The calendars were thrown away and the new year came and, just like always, I did not think about the old until the new was firmly tacked up on the wall.

Too typical.

I don’t want to share everything about 2010. Just one thing. The one I have not written about yet and that will probably help what I’ve written in the past to make more sense. I don’t like posts that seem depressing, which is why I’ve skipped this one. But it isn’t really depressing, despite being about depression. Its really about hope and joy and lots of laughter. I promise.

Its the one thing that made last year blare out–like a roman candle exploding before you step back.

Years are like firecrackers.

 Some singe the eyebrows. None go off exactly alike.

This one burned deeper and the lights at the end lit up the sky.

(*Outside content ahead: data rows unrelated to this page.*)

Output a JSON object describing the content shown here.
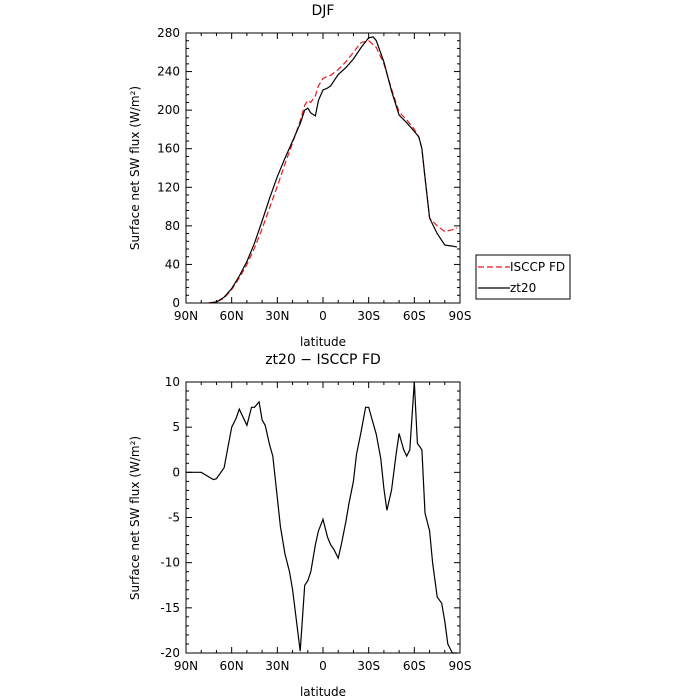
{
  "chart_data": [
    {
      "type": "line",
      "title": "DJF",
      "xlabel": "latitude",
      "ylabel": "Surface net SW flux (W/m²)",
      "xlim": [
        -90,
        90
      ],
      "ylim": [
        0,
        280
      ],
      "x_ticks": [
        -90,
        -60,
        -30,
        0,
        30,
        60,
        90
      ],
      "x_tick_labels": [
        "90N",
        "60N",
        "30N",
        "0",
        "30S",
        "60S",
        "90S"
      ],
      "y_ticks": [
        0,
        40,
        80,
        120,
        160,
        200,
        240,
        280
      ],
      "legend_position": "right",
      "series": [
        {
          "name": "ISCCP FD",
          "color": "#e41a1c",
          "dash": "dashed",
          "x": [
            -75,
            -70,
            -65,
            -60,
            -55,
            -50,
            -45,
            -40,
            -35,
            -30,
            -25,
            -20,
            -15,
            -12,
            -10,
            -8,
            -5,
            -3,
            0,
            3,
            5,
            10,
            15,
            20,
            25,
            30,
            35,
            40,
            45,
            50,
            55,
            60,
            63,
            65,
            67,
            70,
            75,
            80,
            85,
            88
          ],
          "y": [
            0,
            1,
            5,
            14,
            26,
            40,
            57,
            77,
            99,
            121,
            144,
            166,
            189,
            205,
            210,
            208,
            215,
            225,
            233,
            235,
            236,
            242,
            250,
            260,
            270,
            272,
            265,
            248,
            222,
            198,
            190,
            180,
            172,
            160,
            130,
            88,
            80,
            74,
            76,
            78
          ]
        },
        {
          "name": "zt20",
          "color": "#000000",
          "dash": "solid",
          "x": [
            -75,
            -70,
            -65,
            -60,
            -55,
            -50,
            -45,
            -40,
            -35,
            -30,
            -25,
            -20,
            -15,
            -12,
            -10,
            -8,
            -5,
            -3,
            0,
            3,
            5,
            10,
            15,
            20,
            25,
            30,
            33,
            35,
            40,
            45,
            50,
            55,
            60,
            63,
            65,
            67,
            70,
            75,
            80,
            85,
            88
          ],
          "y": [
            0,
            1,
            6,
            15,
            28,
            43,
            62,
            85,
            109,
            131,
            150,
            168,
            186,
            200,
            202,
            197,
            194,
            210,
            221,
            223,
            225,
            237,
            244,
            253,
            265,
            275,
            276,
            272,
            250,
            220,
            195,
            187,
            178,
            172,
            160,
            130,
            88,
            72,
            60,
            59,
            58
          ]
        }
      ]
    },
    {
      "type": "line",
      "title": "zt20 − ISCCP FD",
      "xlabel": "latitude",
      "ylabel": "Surface net SW flux (W/m²)",
      "xlim": [
        -90,
        90
      ],
      "ylim": [
        -20,
        10
      ],
      "x_ticks": [
        -90,
        -60,
        -30,
        0,
        30,
        60,
        90
      ],
      "x_tick_labels": [
        "90N",
        "60N",
        "30N",
        "0",
        "30S",
        "60S",
        "90S"
      ],
      "y_ticks": [
        -20,
        -15,
        -10,
        -5,
        0,
        5,
        10
      ],
      "series": [
        {
          "color": "#000000",
          "dash": "solid",
          "x": [
            -90,
            -80,
            -75,
            -72,
            -70,
            -65,
            -60,
            -57,
            -55,
            -50,
            -47,
            -45,
            -42,
            -40,
            -38,
            -35,
            -33,
            -30,
            -28,
            -25,
            -22,
            -20,
            -15,
            -12,
            -10,
            -8,
            -5,
            -3,
            0,
            3,
            5,
            7,
            10,
            12,
            15,
            17,
            20,
            22,
            25,
            28,
            30,
            32,
            35,
            38,
            40,
            42,
            45,
            48,
            50,
            53,
            55,
            57,
            60,
            62,
            65,
            67,
            70,
            72,
            75,
            78,
            80,
            82,
            85,
            88
          ],
          "y": [
            0,
            0,
            -0.5,
            -0.8,
            -0.7,
            0.5,
            5,
            6,
            7,
            5.2,
            7.2,
            7.2,
            7.8,
            5.8,
            5.2,
            3,
            1.8,
            -2.8,
            -6,
            -9,
            -11,
            -13,
            -19.8,
            -12.5,
            -12,
            -11,
            -8,
            -6.5,
            -5.2,
            -7.2,
            -8,
            -8.5,
            -9.5,
            -8,
            -5.5,
            -3.5,
            -1,
            2,
            4.5,
            7.2,
            7.2,
            6,
            4.2,
            1.5,
            -1.8,
            -4.2,
            -2,
            2,
            4.3,
            2.5,
            1.8,
            2.5,
            10,
            3.2,
            2.5,
            -4.5,
            -6.5,
            -10,
            -13.8,
            -14.5,
            -16.5,
            -19,
            -20,
            -20
          ]
        }
      ]
    }
  ]
}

In the middle of the cold winter, January of last year, a darkness exploded, which it can, and covered my faith and my moments in fog and I go back to the black ink in my old journal because it tells me more than I remember myself.

About the terror that I felt when it first came, how fragile I felt, and how I couldn’t talk myself out of it. It tells me that I was so tired I felt I could not move some mornings and how I wept because, earlier, I had written in the early light of January

 “I will not turn. I will not flee the barrenness. I will face it, reach out and finger the dry sand….letting it bite my eyes and dry my mouth. No other lovers…no wine to lift the spirit. Only God”

And suddenly the barrenness was reality. The barreness of doubt and anger and a heart broken. And God seems more than light years away. And I didn’t know why it had come now, when I felt more shattered than ever before.

And never before had I reached bottom so bad, and never, especially, without any reason as to why. Which is what drove me even deeper–because I had nothing to claim as a cause, therefore I couldn’t fix it.

And I tried to answer my own doubts within my own mind and my brain sizzled and crackled and left grey fog over everything.

And I lay on my bed and clung to the cross, not because it seemed to help, but because the rough wood did not candy coat the answers.

And then I remember, on my own, how people prayed and prayed and how one day the enemy pressed so close that fear was the air, and I was too tired to fight.

And I saw myself, lying broken in a black field, laying limp,and closer and closer came the enemy and I could not get up. Weak, I turned my head from him and saw an army behind me, and the faces were beautiful with friendship, and I knew them all.

I managed to keep up with the semester, with the help of those who loved, and then, slowly, like the spring, I pushed out of the dark shadow.

I called friends, and jogged, and bought flowers and learned to let go of my need to figure everything out. I drank sunsets like jasmine tea and ate mountains like Oreo ice-cream.

I learned to let go of my frantic desire to know  the purpose for the whys. I told myself did not need to see or to reason out a purpose in order to have hope.

And I learned I was more sin-crusted than I imagined

There were months filled with picking up the pieces in prayer and learning to breathe faith again–

–and letting go

 Then came the sunrise I wrote about here, and suddenly the heart cracked wider than I knew it could be, and the darkness only made the coming of the light more tangible and fierce in its beauty.

The cracking kept letting in more hope.

And I still smile, remembering one dark night, as I drove home from work in the warm moonlight, how I laughed tears of wonder, and cried joy out loud, because the theory I clung to in the darkness was no longer just a theory.

It is one thing to believe hope comes for those that touch ashes and taste barrenness–it is quite another to feel it deep.

And if the darkness lacked answers, the hope that imploded in on it was all the more unreasonable. And it was the not the hope that changed me. It was the burning and splintering that healed me.

 

I still don’t know what caused those months of sudden blackness. I don’t know why doubts clouded faith.  Maybe I’ll never know.

But I do know that through it I discovered how deep my pride ran and a lifelong frantic need to control how others saw me.

This past year, has been for me, a loss of answers. Not much makes sense to me anymore.

But I’m closer to being okay with that now.

And I have never felt joy like I have the last 10 months since.